Personal information
- Full name: Lars Lindholm Møller-Madsen
- Born: 30 May 1981 (age 45) Ølgod, Denmark
- Nationality: Danish
- Height: 2.05 m (6 ft 9 in)
- Playing position: Left Back

Club information
- Current club: retired

Youth career
- Team
- –: Ølgod IF
- –: IF Centrum
- –: Esbjerg

Senior clubs
- Years: Team
- 2001-2005: Skjern Håndbold
- 2005: BM Ciudad de Almería (loan)
- 2005-2009: Skjern Håndbold
- 2009-2010: Wisła Płock
- 2010-2014: IFK Kristianstad
- 2014-2018: HIF Karlskrona

National team
- Years: Team / Apps / (Gls)
- 2003–2018: Denmark / 74 / (153)

Medal record
Representing Denmark
Men's handball
IHF World Men's Handball Championship
| Bronze medal – third place | 2007 Germany | Team competition |
European Men's Handball Championship
| Gold medal – first place | 2008 Norway | Team competition |
| Bronze medal – third place | 2006 Switzerland | Team competition |

= Lars Møller Madsen =

Danish handball player (born 1981)

Lars Møller Madsen (born 30 May 1981 in Ølgod, Denmark) is a Danish team handball player. He has played for the Swedish clubs IFK Kristianstad and HIF Karlskrona, Polish Wisla Plock and Danish side Skjern Håndbold. He ended his career in 2008 at the age of 37. He is most famous for scoring the winning goal in quarter final against Iceland in the 2007 World Men's Handball Championship. The score was 41:41 at the time, where he scored Denmarks 42nd goal with 2 seconds remaining.

==Career==
===Skjern Håndbold===
Early in his handball career he started educating himself as an electrician, but stopped when he became one of the key players at Skjern Håndbold. With Skjern he won the 2002 and 2003 EHF City Cup, the first two international titles for the club. He also reached the final of the Danish Cup in 2003 and 2004. In May 2005 he was loaned to BM Ciudad de Almería for one month.

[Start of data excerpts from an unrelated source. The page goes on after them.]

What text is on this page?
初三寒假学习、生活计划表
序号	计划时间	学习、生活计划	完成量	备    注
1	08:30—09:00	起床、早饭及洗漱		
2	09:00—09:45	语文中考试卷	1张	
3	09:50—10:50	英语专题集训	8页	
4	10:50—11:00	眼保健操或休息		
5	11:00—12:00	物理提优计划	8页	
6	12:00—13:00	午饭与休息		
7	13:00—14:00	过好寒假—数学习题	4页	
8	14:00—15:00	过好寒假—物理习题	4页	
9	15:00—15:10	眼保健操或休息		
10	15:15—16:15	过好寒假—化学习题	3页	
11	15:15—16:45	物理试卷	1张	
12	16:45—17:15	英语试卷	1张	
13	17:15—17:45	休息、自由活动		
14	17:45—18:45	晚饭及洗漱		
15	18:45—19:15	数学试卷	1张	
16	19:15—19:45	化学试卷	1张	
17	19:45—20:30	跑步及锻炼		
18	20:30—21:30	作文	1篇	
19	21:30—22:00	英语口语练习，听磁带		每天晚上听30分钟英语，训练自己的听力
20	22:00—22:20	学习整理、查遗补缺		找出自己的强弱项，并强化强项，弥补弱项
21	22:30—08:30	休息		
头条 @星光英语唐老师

After the 2007 World Championship he drew attention from various German top clubs, but still extended his contract at Skjern until 2010. He has the fifth most goals in Skjerns history.

===Wisła Płock===
In 2009 he left Skjern for Polish Wisła Płock, who activated his release clause and made him the biggest sale ever for Skjern. His time at the club was however plagued by injuries, and when he was available he was often not part of the match squads.

===Sweden===
In December 2010 he joined Swedish IFK Kristianstad after his contract at Wisła Płock was cancelled 6 months before the original expiry date. In 2014 he joined league rivals HIF Karlskrona. He retired in 2018.

==National team==
He debuted for the Danish national team on his 22nd birthday against Iceland. His international breakthrough came at the 2006 European Championship, where he was the top scorer (9 goals) in the third place playoff match against Poland.
He is European Champion by winning the 2008 European Championship with the Danish national handball team. At the 2007 World Championship he won bronze medals with the Danish team.